Jens Frick sieht das anders - und er ist da nicht der einzige Jurist. Er spricht von „Vertrauensschutz“. Dem Staat obliege eine Fürsorgepflicht, die es zu wahren gelte - ganz abgesehen davon, dass Steinbachs Büro formale Fehler unterlaufen seien.
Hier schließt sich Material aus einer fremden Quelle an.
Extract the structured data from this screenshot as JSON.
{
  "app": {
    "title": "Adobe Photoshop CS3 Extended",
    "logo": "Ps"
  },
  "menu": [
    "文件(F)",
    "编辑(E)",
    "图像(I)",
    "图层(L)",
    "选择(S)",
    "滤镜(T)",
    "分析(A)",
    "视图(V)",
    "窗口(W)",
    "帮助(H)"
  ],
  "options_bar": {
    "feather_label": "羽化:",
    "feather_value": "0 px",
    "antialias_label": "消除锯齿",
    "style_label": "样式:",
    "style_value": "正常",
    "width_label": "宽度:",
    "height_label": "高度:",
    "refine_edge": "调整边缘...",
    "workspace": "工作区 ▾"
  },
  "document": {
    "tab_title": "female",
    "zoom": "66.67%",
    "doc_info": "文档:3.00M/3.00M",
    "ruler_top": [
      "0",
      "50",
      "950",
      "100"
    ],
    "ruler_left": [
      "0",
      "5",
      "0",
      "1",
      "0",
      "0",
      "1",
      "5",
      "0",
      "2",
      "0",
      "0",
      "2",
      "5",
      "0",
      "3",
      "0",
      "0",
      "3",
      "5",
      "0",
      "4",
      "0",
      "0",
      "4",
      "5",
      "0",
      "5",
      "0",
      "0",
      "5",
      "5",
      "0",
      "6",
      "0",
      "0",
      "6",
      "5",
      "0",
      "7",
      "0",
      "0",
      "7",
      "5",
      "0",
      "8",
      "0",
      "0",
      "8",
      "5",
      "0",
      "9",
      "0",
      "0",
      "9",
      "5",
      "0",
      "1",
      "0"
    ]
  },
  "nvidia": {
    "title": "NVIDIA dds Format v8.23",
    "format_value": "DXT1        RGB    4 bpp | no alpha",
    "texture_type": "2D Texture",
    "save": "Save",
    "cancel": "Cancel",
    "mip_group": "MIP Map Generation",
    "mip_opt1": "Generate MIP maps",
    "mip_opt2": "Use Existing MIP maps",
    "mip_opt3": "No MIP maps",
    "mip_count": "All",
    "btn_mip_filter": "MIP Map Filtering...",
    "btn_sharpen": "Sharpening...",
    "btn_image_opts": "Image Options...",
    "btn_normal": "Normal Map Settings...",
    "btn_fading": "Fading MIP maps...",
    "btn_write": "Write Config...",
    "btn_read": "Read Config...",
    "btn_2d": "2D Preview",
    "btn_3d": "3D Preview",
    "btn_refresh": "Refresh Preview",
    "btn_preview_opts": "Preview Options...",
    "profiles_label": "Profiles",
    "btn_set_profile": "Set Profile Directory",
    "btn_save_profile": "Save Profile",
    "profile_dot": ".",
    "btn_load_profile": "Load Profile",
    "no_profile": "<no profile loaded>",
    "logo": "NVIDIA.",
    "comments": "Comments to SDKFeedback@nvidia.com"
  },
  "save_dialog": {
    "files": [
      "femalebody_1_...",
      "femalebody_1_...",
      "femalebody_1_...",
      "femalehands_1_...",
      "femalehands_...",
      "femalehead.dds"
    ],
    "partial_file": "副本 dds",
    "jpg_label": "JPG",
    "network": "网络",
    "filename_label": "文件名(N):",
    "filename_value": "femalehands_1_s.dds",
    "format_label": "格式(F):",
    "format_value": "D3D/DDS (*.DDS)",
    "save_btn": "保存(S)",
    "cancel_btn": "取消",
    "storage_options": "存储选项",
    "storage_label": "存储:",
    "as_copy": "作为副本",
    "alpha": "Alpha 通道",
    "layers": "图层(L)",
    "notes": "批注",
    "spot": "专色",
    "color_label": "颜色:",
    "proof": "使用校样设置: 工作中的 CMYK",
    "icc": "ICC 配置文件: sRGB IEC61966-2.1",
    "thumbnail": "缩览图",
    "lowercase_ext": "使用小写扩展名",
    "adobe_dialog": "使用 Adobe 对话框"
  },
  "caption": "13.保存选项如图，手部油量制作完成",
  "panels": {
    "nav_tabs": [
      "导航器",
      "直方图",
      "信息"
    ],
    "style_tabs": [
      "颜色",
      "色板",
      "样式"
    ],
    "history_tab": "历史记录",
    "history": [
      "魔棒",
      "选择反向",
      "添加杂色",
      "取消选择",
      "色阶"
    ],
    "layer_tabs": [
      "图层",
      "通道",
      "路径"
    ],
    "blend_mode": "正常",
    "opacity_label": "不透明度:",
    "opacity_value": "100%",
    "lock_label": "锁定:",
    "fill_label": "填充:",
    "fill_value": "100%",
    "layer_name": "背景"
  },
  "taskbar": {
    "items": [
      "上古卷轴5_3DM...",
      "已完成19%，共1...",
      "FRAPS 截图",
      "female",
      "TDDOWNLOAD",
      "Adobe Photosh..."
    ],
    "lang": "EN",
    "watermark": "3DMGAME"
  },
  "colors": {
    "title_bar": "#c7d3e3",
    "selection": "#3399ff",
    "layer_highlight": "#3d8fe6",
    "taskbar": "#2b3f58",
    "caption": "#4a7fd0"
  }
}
So seien die seit 2. April geltenden Richtlinien nicht sofort an den entsprechenden Stellen bekanntgegeben worden, sondern nur auf der Webseite der ILB. Frick sagt: „Was jetzt das Richtige wäre: den Mantel der Mildtätigkeit darüber zu legen - und von Nachzahlungsforderungen abzusehen.“ Frick fordert eine Amnestie für jene Antragsteller:innen, die vor dem 2. April eine Soforthilfe beantragten.

Ein Offener Brief vom Kulturrat Brandenburg fordert mehr

Den Verfasser:innen eines Offenen Briefes, der am Mittwoch in den Ministerien für Kultur und Wirtschaft einging, ist das nicht genug. Unter den 14 Unterzeichnenden sind der Kulturrat Brandenburg und der Brandenburgische Verband Bildender Künstlerinnen und Künstler (BVBK). Freiberufler:innen seien infolge der letzten zwei Jahre schlicht nicht in der Lage, das erhaltene Geld zurückzuzahlen. 

Sie fordern daher, „sich dafür einzusetzen, dass die ILB ihr Schreiben widerruft und auch bei denjenigen Zuwendungsempfänger:innen, die nach der Richtlinie vom 31. März 2020 Mittel erhalten haben, aufgrund der fortdauernden wirtschaftlichen Notlage durch die Corona-Pandemie auf Rückzahlungsforderungen verzichtet“.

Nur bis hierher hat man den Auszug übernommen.